Zatrzymania na podstawie europejskiego nakazu aresztowania mają różny przebieg.
Od wielu lat zajmuję się tego rodzaju sprawami i zwykle pytam swoich klientów, o to w jaki sposób zostali zatrzymani. Odpowiedzi są różne. Najczęściej policja zagraniczna przychodzi do miejsca zamieszkania lub do pracy.
Często zatrzymanie odbywa się przy próbie przekroczenia granicy. Osoba lecąca samolotem ma raczej małe szanse na to, by nikt jej nie zauważył.
Bywają zatrzymania rodem z amerykańskich filmów sensacyjnych kiedy to antyterroryści z wielkim hukiem wchodzą jednocześnie przez wszystkie istniejące otwory okienne i drzwiowe w budynku.
Ale również zdarzają się zatrzymania żywcem
wyjęte z serialu Gang Olsena.
Czasami klient sam się prosi o to aby go aresztować. Jako przykład zatrzymania urologicznego może służyć sytuacja gdy jegomość po wyjściu z baru postanowił oddać mocz na ścianę napotkanego w okolicy budynku. Pech chciał, że budynek okazał się być komisariatem.
Cykliści też nie mają łatwo. Usportowiony miłośnik Guinnessa w środku nocy, wracając z pubu, postanowił przyjechać do domu rowerem. Ponieważ koordynacja ruchowa sprawiała mu już sporo problemów, na kilkadziesiąt metrów przed swoim blokiem „przydzwonił” w zaparkowany na poboczu radiowóz, budząc śpiących w nim stróżów prawa Jej Królewskiej Mości.
Jak wiadomo mężczyzna powinien mieć swoje
zdanie i trzymać się tego zdania w milczeniu.
Jeden z moich klientów zapomniał o tej regule i wszedł w nadzwyczaj impulsywną wymianę poglądów z własną żoną. Podwładni Angeli Merkel wolą jednak wsłuchiwać się w jodłowanie Heidi, a nie w wywrzaskiwane polskie przekleństwa, w związku z tym w celu spacyfikowania dobiegających odgłosów wysłali do mieszkania mojego klienta ekspedycję karną złożoną z przedstawicieli miejscowego komisariatu.
Jak widać rozum ludzki jest wielki i niezwyciężony, czego kolejnym przykładem jest historia imć pana Iksińskiego, który na widok policji zaczął uciekać w kierunku własnego domu.
Od domu dzieliła go niewielka rzeczka którą postanowił sforsować wpław, żeby było szybciej.

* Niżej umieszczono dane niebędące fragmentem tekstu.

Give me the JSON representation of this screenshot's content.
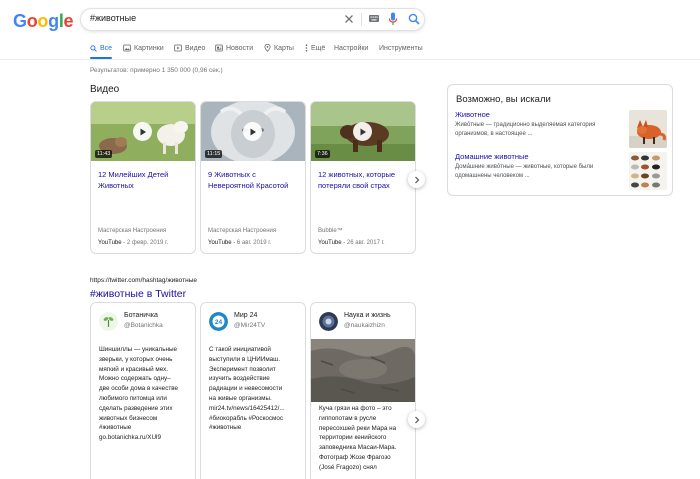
{
  "header": {
    "logo": "Google",
    "search": {
      "value": "#животные"
    }
  },
  "tabs": [
    {
      "label": "Все",
      "icon": "search-icon",
      "active": true
    },
    {
      "label": "Картинки",
      "icon": "image-icon"
    },
    {
      "label": "Видео",
      "icon": "video-icon"
    },
    {
      "label": "Новости",
      "icon": "news-icon"
    },
    {
      "label": "Карты",
      "icon": "map-pin-icon"
    },
    {
      "label": "Ещё",
      "icon": "more-vert-icon"
    },
    {
      "label": "Настройки"
    },
    {
      "label": "Инструменты"
    }
  ],
  "result_stats": "Результатов: примерно 1 350 000 (0,96 сек.)",
  "videos": {
    "heading": "Видео",
    "items": [
      {
        "title": "12 Милейших Детей Животных",
        "duration": "11:43",
        "channel": "Мастерская Настроения",
        "platform": "YouTube",
        "date": "- 2 февр. 2019 г."
      },
      {
        "title": "9 Животных с Невероятной Красотой",
        "duration": "11:15",
        "channel": "Мастерская Настроения",
        "platform": "YouTube",
        "date": "- 6 авг. 2019 г."
      },
      {
        "title": "12 животных, которые потеряли свой страх",
        "duration": "7:36",
        "channel": "Bubble™",
        "platform": "YouTube",
        "date": "- 26 авг. 2017 г."
      }
    ]
  },
  "knowledge_panel": {
    "title": "Возможно, вы искали",
    "items": [
      {
        "name": "Животное",
        "desc": "Живо́тные — традиционно выделяемая категория организмов, в настоящее ..."
      },
      {
        "name": "Домашние животные",
        "desc": "Дома́шние живо́тные — животные, которые были одомашнены человеком ..."
      }
    ]
  },
  "twitter": {
    "url": "https://twitter.com/hashtag/животные",
    "title": "#животные в Twitter",
    "tweets": [
      {
        "name": "Ботаничка",
        "handle": "@Botanichka",
        "text": "Шиншиллы — уникальные\nзверьки, у которых очень\nмягкий и красивый мех.\nМожно содержать одну–\nдве особи дома в качестве\nлюбимого питомца или\nсделать разведение этих\nживотных бизнесом\n#животные\ngo.botanichka.ru/XUl9"
      },
      {
        "name": "Мир 24",
        "handle": "@Mir24TV",
        "text": "С такой инициативой\nвыступили в ЦНИИмаш.\nЭксперимент позволит\nизучить воздействие\nрадиации и невесомости\nна живые организмы.\nmir24.tv/news/16425412/...\n#биокорабль #Роскосмос\n#животные"
      },
      {
        "name": "Наука и жизнь",
        "handle": "@naukaizhizn",
        "text": "Куча грязи на фото – это\nгиппопотам в русле\nпересохшей реки Мара на\nтерритории кенийского\nзаповедника Масаи-Мара.\nФотограф Жозе Фрагозо\n(José Fragozo) снял"
      }
    ]
  },
  "colors": {
    "link": "#1a0dab",
    "accent": "#1a73e8",
    "muted": "#70757a",
    "google_blue": "#4285f4",
    "google_red": "#ea4335",
    "google_yellow": "#fbbc05",
    "google_green": "#34a853"
  }
}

Definicja wojskowa mówi, że rzeka to przeszkoda terenowa o wilgotności 100%. Definicji tej nie znał widocznie nasz bohater i nie przewidział, że mokre ślady zaprowadzą policję wprost do jego mieszkania.
Miało być szybko i było.
O tym, jak poszukiwany ENA został zatrzymany w Polsce za jazdę bez zapiętych pasów, możesz przeczytać tutaj. Opowiedziane wyżej historie świadczą o tym, że psychika adwokata specjalizującego się w sprawach związanych z europejskim nakazem aresztowania narażana jest przez własnych klientów na nieustannie ciężkie próby.